I just bought two Bahco Cabinet Scrapers and have never used a scraper before. I am trying to prepare the edges so I can actually use the tool. I have tried and tried and cant seem to get a good edge. Any suggestions?


----------



## tc65 (Jan 9, 2012)

Do a search on sharpening cabinet scrapers - there are many threads here. If that doesn't help, Google it and watch some videos. If that doesn't help, tell us what you steps you are taking to sharpen them and suggestions can be offered to improve your methods.

BTW - welcome to the forum, take a few minutes and introduce yourself.


----------



## DaveTTC (May 25, 2012)

I just use a littl oil on the honing stone and with the blade verticle just keep going from front to back, honing in one direction only.
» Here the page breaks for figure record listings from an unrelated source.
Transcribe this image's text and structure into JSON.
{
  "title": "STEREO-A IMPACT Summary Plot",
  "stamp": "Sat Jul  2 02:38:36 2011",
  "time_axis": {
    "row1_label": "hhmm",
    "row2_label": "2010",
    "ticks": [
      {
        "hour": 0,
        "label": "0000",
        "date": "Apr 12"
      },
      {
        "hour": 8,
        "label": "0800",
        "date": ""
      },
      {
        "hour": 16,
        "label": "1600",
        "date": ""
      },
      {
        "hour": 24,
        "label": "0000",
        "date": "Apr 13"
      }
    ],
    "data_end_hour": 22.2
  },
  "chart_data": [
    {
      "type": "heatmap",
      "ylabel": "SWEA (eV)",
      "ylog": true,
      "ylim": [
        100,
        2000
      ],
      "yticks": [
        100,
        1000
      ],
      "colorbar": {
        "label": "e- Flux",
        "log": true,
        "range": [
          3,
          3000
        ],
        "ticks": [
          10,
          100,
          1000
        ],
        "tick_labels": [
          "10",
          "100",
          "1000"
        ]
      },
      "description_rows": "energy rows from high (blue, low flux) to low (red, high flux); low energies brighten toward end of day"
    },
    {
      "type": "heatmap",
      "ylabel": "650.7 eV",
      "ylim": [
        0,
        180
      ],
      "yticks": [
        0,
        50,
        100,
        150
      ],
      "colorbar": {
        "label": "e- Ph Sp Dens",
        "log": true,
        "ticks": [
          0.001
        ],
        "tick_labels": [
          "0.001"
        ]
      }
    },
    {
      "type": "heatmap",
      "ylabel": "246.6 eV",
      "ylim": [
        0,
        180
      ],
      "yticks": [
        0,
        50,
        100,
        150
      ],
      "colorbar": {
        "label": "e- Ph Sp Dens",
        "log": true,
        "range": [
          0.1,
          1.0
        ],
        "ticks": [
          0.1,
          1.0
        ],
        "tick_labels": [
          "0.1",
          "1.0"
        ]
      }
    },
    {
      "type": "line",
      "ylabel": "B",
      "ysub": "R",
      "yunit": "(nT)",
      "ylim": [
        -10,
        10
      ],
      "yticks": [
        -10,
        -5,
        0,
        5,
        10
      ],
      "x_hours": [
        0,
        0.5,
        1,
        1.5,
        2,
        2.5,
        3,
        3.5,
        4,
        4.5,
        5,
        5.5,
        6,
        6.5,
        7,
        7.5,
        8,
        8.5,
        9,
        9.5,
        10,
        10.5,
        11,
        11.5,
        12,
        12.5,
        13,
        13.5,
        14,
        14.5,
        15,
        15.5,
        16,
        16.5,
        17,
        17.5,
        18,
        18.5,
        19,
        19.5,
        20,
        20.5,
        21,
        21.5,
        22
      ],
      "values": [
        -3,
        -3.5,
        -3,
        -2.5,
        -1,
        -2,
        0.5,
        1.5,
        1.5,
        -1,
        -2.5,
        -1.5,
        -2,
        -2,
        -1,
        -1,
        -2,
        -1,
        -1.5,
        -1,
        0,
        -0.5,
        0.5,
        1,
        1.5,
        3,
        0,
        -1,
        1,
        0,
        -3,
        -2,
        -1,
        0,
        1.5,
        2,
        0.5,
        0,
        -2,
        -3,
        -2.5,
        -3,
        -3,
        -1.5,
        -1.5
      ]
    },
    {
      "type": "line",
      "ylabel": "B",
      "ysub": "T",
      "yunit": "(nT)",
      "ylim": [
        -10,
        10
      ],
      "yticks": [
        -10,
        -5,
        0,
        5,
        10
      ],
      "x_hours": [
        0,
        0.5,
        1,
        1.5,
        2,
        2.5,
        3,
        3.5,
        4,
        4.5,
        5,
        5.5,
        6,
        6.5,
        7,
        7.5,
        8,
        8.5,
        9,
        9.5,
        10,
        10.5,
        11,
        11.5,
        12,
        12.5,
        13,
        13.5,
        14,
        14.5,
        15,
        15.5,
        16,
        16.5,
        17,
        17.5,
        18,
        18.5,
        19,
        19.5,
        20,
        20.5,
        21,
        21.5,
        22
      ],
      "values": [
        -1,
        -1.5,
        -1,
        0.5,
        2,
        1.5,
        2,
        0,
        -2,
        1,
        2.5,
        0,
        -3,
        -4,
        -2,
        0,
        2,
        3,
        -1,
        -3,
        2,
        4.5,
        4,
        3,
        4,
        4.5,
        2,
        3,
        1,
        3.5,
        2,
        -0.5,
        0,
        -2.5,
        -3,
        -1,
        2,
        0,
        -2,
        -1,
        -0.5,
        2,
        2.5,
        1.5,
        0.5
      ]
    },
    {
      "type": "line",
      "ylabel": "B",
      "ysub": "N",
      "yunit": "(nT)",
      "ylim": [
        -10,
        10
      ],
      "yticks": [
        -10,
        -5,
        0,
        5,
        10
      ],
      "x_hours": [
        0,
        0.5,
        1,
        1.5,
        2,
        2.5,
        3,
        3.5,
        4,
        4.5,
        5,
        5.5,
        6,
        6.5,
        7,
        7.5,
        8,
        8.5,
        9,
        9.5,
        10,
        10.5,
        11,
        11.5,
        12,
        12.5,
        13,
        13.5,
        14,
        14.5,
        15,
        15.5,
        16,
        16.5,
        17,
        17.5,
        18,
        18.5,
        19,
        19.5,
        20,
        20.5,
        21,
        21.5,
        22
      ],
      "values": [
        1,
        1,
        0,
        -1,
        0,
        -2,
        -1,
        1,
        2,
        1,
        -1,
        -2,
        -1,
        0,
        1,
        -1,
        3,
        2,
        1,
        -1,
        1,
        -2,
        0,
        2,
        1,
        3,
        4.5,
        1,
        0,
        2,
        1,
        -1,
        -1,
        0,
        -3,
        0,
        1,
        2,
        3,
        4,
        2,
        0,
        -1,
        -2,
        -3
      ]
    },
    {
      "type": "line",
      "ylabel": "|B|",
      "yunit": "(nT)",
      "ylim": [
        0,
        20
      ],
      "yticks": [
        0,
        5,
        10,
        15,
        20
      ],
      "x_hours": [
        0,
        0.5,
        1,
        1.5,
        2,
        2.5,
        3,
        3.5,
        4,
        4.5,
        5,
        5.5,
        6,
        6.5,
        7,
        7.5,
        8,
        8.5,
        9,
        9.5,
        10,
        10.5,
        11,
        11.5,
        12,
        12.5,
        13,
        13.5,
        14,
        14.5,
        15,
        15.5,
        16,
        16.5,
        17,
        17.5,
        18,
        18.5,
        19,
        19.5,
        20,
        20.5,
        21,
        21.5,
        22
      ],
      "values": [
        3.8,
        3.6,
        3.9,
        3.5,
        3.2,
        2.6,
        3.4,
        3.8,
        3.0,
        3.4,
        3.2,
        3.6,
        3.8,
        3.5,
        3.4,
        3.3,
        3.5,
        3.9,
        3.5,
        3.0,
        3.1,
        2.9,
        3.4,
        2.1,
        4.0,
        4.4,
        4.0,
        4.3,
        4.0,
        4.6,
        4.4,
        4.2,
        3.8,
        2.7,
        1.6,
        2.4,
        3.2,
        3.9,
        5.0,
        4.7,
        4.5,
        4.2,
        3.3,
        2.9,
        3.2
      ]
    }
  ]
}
That always left me a nice burr to work with.

Dave The Turning Cowboy


----------



## HuskerGBR (Sep 18, 2012)

Thanks guys... watched a few youtube videos and tried some of the techniques. I seem to be getting better. I think I just need practice at both the honing and the technique of actually using the shaper.


----------



## firemedic (Dec 26, 2010)

Are you burnishing it? An unburnished scraper ain't worth using in my opinion.

I'd be happy to help you but need more information on what you are currently doing.


----------



## HuskerGBR (Sep 18, 2012)

Think i have finally figured these cabinet scraper out.


----------



## ACP (Jan 24, 2009)

Did the clouds part and sunshine illuminate your bench? If not, then you still have a ways to go.


Joking around obviously (somewhat), you definitely are producing what you are looking for there. Scrapers are such awesome tools.


----------